4.2.1 Developing Assertiveness

Hello again, welcome to the Work Ready guide on Developing Assertiveness. You now have an understanding of what it means to be assertive, so let's move our focus to how to be assertive. In this section, we're going to be looking at practical methods and tools you can use to develop your assertiveness. Always remember that being assertive is a skill and, as with all skills, it will take you some time to master. In the same way that you would train to run a marathon, don't think you can do it all at once but rather focus on building up slowly, and training yourself over time. We're going to start by looking at two key behaviours that you can being to practise right away to help you build up your assertiveness - beginning with how starting small.

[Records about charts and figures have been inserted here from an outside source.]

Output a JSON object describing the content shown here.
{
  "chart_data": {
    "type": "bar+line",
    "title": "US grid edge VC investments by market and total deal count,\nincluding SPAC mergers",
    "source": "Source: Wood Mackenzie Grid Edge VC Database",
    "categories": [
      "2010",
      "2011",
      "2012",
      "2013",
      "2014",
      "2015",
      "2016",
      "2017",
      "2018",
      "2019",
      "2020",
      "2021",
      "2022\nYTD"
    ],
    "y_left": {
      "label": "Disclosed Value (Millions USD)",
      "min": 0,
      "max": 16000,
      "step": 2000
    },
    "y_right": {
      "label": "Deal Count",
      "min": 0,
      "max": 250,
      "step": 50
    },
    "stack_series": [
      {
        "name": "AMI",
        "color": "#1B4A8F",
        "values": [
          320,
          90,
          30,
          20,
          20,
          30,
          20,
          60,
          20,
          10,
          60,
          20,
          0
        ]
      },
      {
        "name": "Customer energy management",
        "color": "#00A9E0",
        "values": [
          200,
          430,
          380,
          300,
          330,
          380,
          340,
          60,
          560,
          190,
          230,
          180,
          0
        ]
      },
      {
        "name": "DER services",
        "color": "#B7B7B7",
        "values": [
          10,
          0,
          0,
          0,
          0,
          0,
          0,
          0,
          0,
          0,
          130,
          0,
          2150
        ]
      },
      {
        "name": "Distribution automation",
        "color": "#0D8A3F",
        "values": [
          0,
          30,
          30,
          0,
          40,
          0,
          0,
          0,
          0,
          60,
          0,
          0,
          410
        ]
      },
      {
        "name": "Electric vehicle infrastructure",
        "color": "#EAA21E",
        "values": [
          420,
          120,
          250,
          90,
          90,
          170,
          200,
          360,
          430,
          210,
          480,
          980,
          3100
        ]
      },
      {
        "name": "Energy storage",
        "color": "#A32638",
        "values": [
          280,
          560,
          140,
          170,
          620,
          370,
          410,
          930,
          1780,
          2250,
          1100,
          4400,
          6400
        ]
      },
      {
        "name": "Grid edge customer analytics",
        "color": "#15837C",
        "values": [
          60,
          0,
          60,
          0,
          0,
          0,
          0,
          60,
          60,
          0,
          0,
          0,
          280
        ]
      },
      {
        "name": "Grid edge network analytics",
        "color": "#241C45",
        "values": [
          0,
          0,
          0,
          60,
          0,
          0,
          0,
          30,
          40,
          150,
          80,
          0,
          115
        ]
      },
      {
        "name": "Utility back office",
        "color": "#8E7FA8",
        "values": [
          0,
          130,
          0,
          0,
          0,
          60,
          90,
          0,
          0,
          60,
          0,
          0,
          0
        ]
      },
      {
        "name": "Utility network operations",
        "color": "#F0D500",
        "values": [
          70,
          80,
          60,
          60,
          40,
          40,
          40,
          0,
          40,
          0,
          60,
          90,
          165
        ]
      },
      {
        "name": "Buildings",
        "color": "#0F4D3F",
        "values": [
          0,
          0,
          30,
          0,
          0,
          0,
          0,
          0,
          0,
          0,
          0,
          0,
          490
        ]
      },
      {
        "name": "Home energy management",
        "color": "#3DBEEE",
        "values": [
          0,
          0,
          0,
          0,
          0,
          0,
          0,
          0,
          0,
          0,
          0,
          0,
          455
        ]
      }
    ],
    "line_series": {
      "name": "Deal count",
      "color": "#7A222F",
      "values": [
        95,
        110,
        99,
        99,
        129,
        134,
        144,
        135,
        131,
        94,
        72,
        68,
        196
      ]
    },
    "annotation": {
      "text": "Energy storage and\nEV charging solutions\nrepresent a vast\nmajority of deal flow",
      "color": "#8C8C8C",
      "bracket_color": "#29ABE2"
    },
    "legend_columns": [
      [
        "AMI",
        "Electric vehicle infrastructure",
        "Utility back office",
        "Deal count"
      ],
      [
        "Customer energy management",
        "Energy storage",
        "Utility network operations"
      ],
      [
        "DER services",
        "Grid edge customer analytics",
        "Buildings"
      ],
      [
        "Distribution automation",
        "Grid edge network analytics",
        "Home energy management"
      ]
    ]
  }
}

Start small. In order to become more assertive, start small by practicing your skills in situations in which you feel most comfortable, or those for which you are able to practice in advance, and build yourself up in stages. For example, you can probably safely assume that someone will cut in front of you in a queue at some point during your life, so why not take some time to think about how you will react next time that happens? Think about what you currently do, and what you should do in order to assert yourself. Small by taking some time to rehearse the words you will use the next time it happens, and your tone and delivery so you're ready to put it into practise when you need to! Practice in front of a mirror, practice out loud or do it in your head, and just get comfortable with using assertive language and gestures. It may seem a little odd but you will quickly get used to it! Once you are comfortable using this technique with yourself, try using it with a friend. It's easy to be assertive in your head but getting comfortable with using assertive language and behaviour in real life can take some time, and being able to bounce practise with a friend can be really helpful. Once you become more comfortable with being assertive, you'll find that it becomes second nature.

Learn to say no. Another really important part of being assertive is being able to say no when saying no is what feels right to you. People worry that saying no is selfish. It's not, actually, setting healthy limits is critical to having healthy relationships and a key part of being assertive. There is nothing more likely to undermine your sense of self and your inherent confidence that feeling like you are obliged to do something that you really don't want to do. It's disempowering and makes us feel helpless or out of control. By saying no, you're expressing what your limits are and that's an important step in order to be true to yourself and build confidence.